The 961 edisi 29 Desember 2019 memberitakan, ayah Remi yang bernama Rene Bendali merupakan salah satu musisi ternama Lebanon di era 1970-an. Tak hanya jadi solois atau komposer, Rene juga acap tampil bersama band keluarga besarnya, The Bendali Family.
Lagu “Atouna el Toufoule” diciptakan oleh para musisi anggota band keluarga itu. Menukil laman Discogs, musiknya diracik sang ayah, sementara liriknya dirangkai oleh Hoda Bendali, Lina Abu Rustum, dan George Yamin.
Lagu itu menggambarkan penderitaan anak-anak Lebanon, Suriah, serta anak-anak pengungsi Palestina yang terdampak Perang Lebanon 1982. Perang yang berlangsung sepanjang 6 Juni 1982-5 Juni 1985 itu menghadirkan adu kekuatan antara Israel yang dibantu milisi-milisi nasionalis Lebanon kontra militer PLO (Organisasi Pembebasan Palestina) yang disokong Suriah dan milisi Hezbollah di wilayah selatan Lebanon.
“Dengan ‘Operasi Damai Galilee’ Israel menginvasi Lebanon untuk menghancurkan PLO, mengamankan perbatasan utara Israel dari para gerilyawan PLO, melenyapkan pengaruh Suriah di Lebanon agar berdiri negara Lebanon yang baru yang bisa terikat perjanjian dengan Israel,” tulis Laura Zittrain Eisenberg dan Neil Caplan dalam Negotiating Arab-Israeli Peace: Patterns, Problems, Possibilities.
Tidak ada yang menang dalam perang itu. Kondisi deadlock di medan pertempuran akhirnya memaksa Israel dan Lebanon duduk bersama. Dimediasi Amerika Serikat, kedua belah pihak bertikai akhirnya menyepakati gencatan senjata dalam Perjanjian 17 Mei (1983). Butir-butir penting yang disepakati adalah dibuatnya zona keamanan di area selatan sepanjang perbatasan Lebanon-Israel dengan kerjasama keamanan untuk mencekal penyusupan milisi PLO, dan pasukan Israel ditarik mundur dari Lebanon mulai 1985.
Baca juga: Pasang Surut Hubungan Lebanon-Israel
Akibat perang itu, 80 persen desa di selatan Lebanon rata dengan tanah. Korban sipil juga mencapai ribuan meski beberapa pihak berbeda menyebutkan jumlah pastinya.

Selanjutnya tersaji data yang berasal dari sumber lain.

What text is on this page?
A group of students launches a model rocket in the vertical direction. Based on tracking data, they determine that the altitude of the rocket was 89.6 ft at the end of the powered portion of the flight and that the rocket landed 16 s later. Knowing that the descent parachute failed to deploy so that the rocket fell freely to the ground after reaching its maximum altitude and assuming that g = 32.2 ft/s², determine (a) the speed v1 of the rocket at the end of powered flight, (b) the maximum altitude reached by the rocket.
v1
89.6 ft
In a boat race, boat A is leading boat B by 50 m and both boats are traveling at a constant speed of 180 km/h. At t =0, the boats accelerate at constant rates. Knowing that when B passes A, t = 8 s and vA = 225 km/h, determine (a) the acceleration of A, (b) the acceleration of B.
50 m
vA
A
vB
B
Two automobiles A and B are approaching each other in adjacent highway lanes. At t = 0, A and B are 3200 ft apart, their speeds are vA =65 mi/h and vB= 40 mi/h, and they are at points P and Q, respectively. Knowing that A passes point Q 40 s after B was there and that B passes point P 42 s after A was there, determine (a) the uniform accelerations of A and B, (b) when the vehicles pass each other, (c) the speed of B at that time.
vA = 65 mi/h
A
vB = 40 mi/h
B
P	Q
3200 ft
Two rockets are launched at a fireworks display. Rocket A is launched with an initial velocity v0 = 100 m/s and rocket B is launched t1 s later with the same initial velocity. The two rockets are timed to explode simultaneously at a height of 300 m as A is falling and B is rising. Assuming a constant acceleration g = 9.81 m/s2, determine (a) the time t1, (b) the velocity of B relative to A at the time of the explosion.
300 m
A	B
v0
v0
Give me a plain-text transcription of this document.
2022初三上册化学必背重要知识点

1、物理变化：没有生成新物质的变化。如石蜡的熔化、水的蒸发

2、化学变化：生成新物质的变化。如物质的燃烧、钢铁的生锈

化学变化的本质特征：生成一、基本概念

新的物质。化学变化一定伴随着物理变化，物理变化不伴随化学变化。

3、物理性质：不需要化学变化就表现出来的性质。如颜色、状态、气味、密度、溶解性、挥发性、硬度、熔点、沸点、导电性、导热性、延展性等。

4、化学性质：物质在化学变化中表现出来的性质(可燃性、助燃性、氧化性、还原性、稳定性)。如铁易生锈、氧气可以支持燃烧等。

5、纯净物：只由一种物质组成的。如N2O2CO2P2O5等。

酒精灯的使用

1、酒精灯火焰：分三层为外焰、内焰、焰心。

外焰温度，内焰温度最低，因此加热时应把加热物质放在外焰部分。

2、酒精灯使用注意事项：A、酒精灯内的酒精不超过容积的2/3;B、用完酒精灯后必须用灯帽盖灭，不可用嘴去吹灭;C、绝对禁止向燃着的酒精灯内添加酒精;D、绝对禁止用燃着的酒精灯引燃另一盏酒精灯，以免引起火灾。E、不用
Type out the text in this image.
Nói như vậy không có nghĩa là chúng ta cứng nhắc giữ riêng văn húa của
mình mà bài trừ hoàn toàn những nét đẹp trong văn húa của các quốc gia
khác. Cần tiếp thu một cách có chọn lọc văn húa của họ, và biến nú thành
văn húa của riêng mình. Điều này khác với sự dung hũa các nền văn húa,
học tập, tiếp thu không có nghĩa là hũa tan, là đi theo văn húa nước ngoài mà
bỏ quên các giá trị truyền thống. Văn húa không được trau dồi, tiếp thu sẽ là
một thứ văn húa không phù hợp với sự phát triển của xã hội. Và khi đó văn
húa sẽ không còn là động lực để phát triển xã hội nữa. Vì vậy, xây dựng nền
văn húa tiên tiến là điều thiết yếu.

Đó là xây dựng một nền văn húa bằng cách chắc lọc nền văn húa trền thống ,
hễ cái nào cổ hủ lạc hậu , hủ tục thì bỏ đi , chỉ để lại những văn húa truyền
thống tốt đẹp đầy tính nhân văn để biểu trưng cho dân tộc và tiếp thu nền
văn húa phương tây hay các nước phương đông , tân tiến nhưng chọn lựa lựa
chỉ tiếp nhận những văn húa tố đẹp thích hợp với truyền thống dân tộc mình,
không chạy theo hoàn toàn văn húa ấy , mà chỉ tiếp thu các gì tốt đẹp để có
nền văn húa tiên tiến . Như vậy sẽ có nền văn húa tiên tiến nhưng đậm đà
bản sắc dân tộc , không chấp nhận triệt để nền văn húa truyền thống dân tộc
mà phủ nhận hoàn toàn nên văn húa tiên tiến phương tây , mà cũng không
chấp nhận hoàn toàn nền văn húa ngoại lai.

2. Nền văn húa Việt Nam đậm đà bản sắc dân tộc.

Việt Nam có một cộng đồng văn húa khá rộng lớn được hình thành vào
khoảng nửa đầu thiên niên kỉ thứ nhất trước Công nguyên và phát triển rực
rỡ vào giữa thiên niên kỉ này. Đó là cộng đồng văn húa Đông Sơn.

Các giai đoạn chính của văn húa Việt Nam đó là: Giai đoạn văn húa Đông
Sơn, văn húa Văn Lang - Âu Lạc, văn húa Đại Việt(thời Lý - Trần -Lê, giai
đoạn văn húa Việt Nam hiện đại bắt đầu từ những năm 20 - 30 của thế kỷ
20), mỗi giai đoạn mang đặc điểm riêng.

“Beberapa observer memperkirakan jumlahnya 8.000-10.000 jiwa tapi itu terlalu tinggi. Sementara beberapa pihak yang terlibat dalam konflik sepakat bahwa jumlahnya antara 4.000-8.000 sipil yang jadi korban selama pengepungan Beirut dan sepanjang perang,” ungkap analis militer Richard A. Gabriel dalam Operation Peace for Galilee: The Israeli-PLO War in Lebanon.
Mayoritas korban sipil terjebak dalam baku tembak. Lainnya akibat pembantaian, seperti yang terjadi pada peristiwa Pembantaian Sabra dan Shatila pada 16-18 September 1982.
Pembantaian itu terjadi di kamp pengungsi Palestina dan minoritas Syiah yang dianggap sebagai sarang militan PLO. Ketika pasukan Israel mengepung kamp, milisi Forces Libanaises merangsek masuk untuk melakukan penjagalan yang menewaskan kira-kira 3.000 sipil, termasuk perempuan dan anak-anak.
Kondisi memilukan itulah yang disuarakan dalam lagu “Atouna el Toufoule”. Liriknya menyiratkan penyesalan, kepedihan, hingga kemarahan anak-anak yang selama ini suaranya terpendam di balik gemuruh perang.
“Oleh karenanya Remi Bandali dan lagu ini menjadi simbol dari masa kanak-kanak anak-anak Lebanon yang dibajak perang dan simbol bagi mereka yang membutuhkan kebebasan dan perdamaian, seperti anak-anak Gaza di Palestina. Konflik psikis yang terdapat dalam lagunya juga menggambarkan kisah anak-anak Gaza yang terdampak perang dan masih mengharapkan perdamaian di balik perasaan sedih dan marah mereka,” tukas Anshar Zulhemi dan Dava Diah Pamusti dalam artikel “The Psychological Struggle in the Song ‘Give us Childhood’ by Remy Bandali” di jurnal An-Nahdal Al-Arabiyah, Vol. 2, No. 1 (2022).